Saturday, January 15, 2011
Paul Klee Inspired Art
We used this idea for a Paul Klee inspired project.
Using graph paper the kids were asked to design a building or city scape using geometric shapes. If they used curves or circles, they were only to use 1 or 2. The graph paper was used for the rough drawing only. They liked that they could make mistakes.
After their plans were done, I took sheets of acetate (overhead sheets) and taped them on top. I traced their lines with a black Sharpie marker and a ruler. Older kids could do this on their own. I chose to do this step for the kids because I knew that using the ruler and trying not to smudge the marker would be too frustrating for them. I wanted this to be a successful project.

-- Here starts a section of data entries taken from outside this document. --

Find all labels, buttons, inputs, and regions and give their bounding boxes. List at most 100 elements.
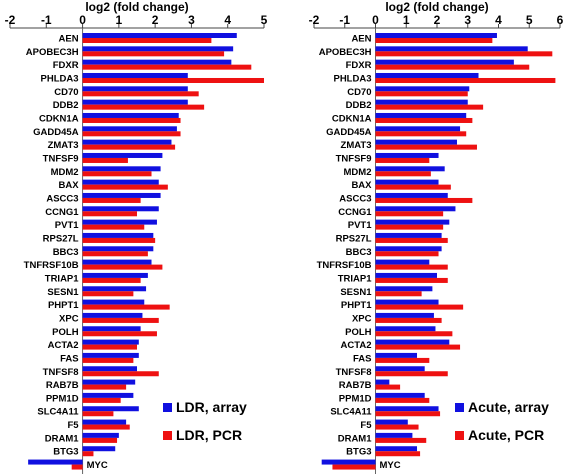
gene-label: XPC	[59, 313, 79, 324]
x-tick-label: 0	[79, 13, 86, 27]
bar-array	[375, 326, 436, 332]
gene-label: ASCC3	[339, 193, 371, 204]
bar-pcr	[375, 277, 448, 283]
bar-pcr	[82, 331, 157, 337]
gene-label: PHLDA3	[333, 73, 371, 84]
bar-array	[82, 33, 237, 38]
bar-pcr	[375, 317, 442, 323]
bar-pcr	[375, 237, 448, 243]
bar-pcr	[82, 251, 148, 257]
gene-label: PVT1	[348, 220, 372, 231]
bar-pcr	[375, 264, 448, 270]
bar-array	[375, 272, 437, 278]
gene-label: ZMAT3	[341, 140, 372, 151]
gene-label: BBC3	[346, 247, 372, 258]
x-axis-title: log2 (fold change)	[385, 0, 488, 14]
gene-label: DRAM1	[45, 433, 79, 444]
gene-label: POLH	[345, 327, 372, 338]
bar-pcr	[82, 144, 176, 150]
bar-pcr	[82, 184, 168, 190]
bar-array	[82, 326, 141, 332]
gene-label: ACTA2	[341, 340, 372, 351]
x-tick-label: -2	[5, 13, 16, 27]
gene-label: MYC	[87, 460, 108, 471]
legend-label: Acute, array	[468, 399, 549, 415]
bar-array	[82, 379, 136, 385]
gene-label: ASCC3	[46, 193, 78, 204]
gene-label: APOBEC3H	[26, 47, 79, 58]
bar-pcr	[82, 211, 137, 217]
bar-pcr	[82, 357, 134, 363]
legend-label: LDR, PCR	[176, 427, 242, 443]
bar-array	[82, 206, 159, 212]
bar-array	[375, 446, 418, 452]
x-tick-label: 3	[188, 13, 195, 27]
gene-label: PPM1D	[339, 393, 372, 404]
bar-array	[28, 459, 83, 465]
bar-array	[82, 46, 234, 52]
bar-array	[375, 139, 457, 145]
bar-pcr	[82, 451, 94, 457]
bar-pcr	[375, 38, 493, 43]
bar-pcr	[375, 117, 473, 123]
bar-pcr	[82, 384, 127, 390]
gene-label: PHLDA3	[41, 73, 79, 84]
bar-array	[375, 286, 433, 292]
bar-pcr	[375, 357, 430, 363]
bar-array	[375, 366, 425, 372]
bar-pcr	[375, 331, 453, 337]
gene-label: POLH	[52, 327, 79, 338]
bar-pcr	[375, 451, 421, 457]
bar-pcr	[82, 264, 163, 270]
legend-swatch	[455, 431, 464, 440]
bar-array	[82, 286, 147, 292]
bar-pcr	[375, 144, 477, 150]
bar-pcr	[375, 64, 530, 70]
bar-array	[375, 419, 408, 425]
bar-pcr	[82, 77, 264, 83]
bar-array	[82, 312, 143, 318]
gene-label: RPS27L	[43, 233, 79, 244]
bar-pcr	[375, 224, 444, 230]
bar-array	[375, 299, 439, 305]
gene-label: DDB2	[53, 100, 79, 111]
gene-label: ACTA2	[48, 340, 79, 351]
gene-label: TNFSF9	[336, 153, 372, 164]
bar-pcr	[82, 371, 159, 377]
gene-label: FDXR	[53, 60, 79, 71]
x-tick-label: 0	[372, 13, 379, 27]
bar-array	[375, 219, 450, 225]
legend-swatch	[163, 403, 172, 412]
gene-label: PVT1	[55, 220, 79, 231]
bar-array	[375, 339, 450, 345]
bar-pcr	[375, 184, 451, 190]
bar-pcr	[82, 197, 141, 203]
gene-label: FAS	[60, 353, 78, 364]
x-tick-label: -2	[309, 13, 320, 27]
gene-label: TRIAP1	[338, 273, 373, 284]
bar-pcr	[82, 131, 181, 137]
bar-array	[375, 33, 497, 38]
bar-pcr	[82, 224, 145, 230]
x-tick-label: 1	[403, 13, 410, 27]
bar-pcr	[375, 131, 467, 137]
bar-pcr	[375, 384, 401, 390]
gene-label: GADD45A	[326, 127, 372, 138]
bar-pcr	[82, 344, 137, 350]
bar-array	[82, 99, 188, 105]
bar-pcr	[375, 251, 439, 257]
bar-array	[82, 192, 161, 198]
gene-label: TNFRSF10B	[24, 260, 79, 271]
gene-label: RAB7B	[46, 380, 79, 391]
legend-swatch	[163, 431, 172, 440]
bar-array	[82, 126, 177, 132]
x-tick-label: 2	[152, 13, 159, 27]
bar-array	[375, 246, 442, 252]
bar-array	[82, 366, 137, 372]
gene-label: FDXR	[346, 60, 372, 71]
bar-array	[82, 446, 116, 452]
gene-label: PHPT1	[341, 300, 372, 311]
x-tick-label: 2	[434, 13, 441, 27]
bar-pcr	[375, 197, 473, 203]
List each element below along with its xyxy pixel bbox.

After the black lines were traced, I removed the graph paper and turned it over to the white side. The kids had a choice of colouring in their shapes with colouring Sharpie markers or oil pastels. Both are great options. My kids at school are using oil pastels. With the oil pastels, I've found that it helps to colour in one direction. If you go back over your work with the pastels, they seem to pick up bits and almost erase what you've done. You have to go easy and not press too hard. I've also noticed that sometimes the acetate has one side that works better than the other.
Once the shapes have been coloured in the acetate could be mounted on black or white paper or could be hung on a window. If mounting on paper, I would mount it with the coloured side against the paper to prevent smudging.
We really liked this project and I can't wait to show off the work from school. In the future with my younger ones, I would probably give them geometric shapes to trace and put together. This way I can ensure that the shapes are used and that they stay within a certain size and/or proportion. With my grade 6s I also combined this with a lesson on colour and had the students choose one area of their city scape that had to have emphasis through the use of contrast. I'm excited to see their results.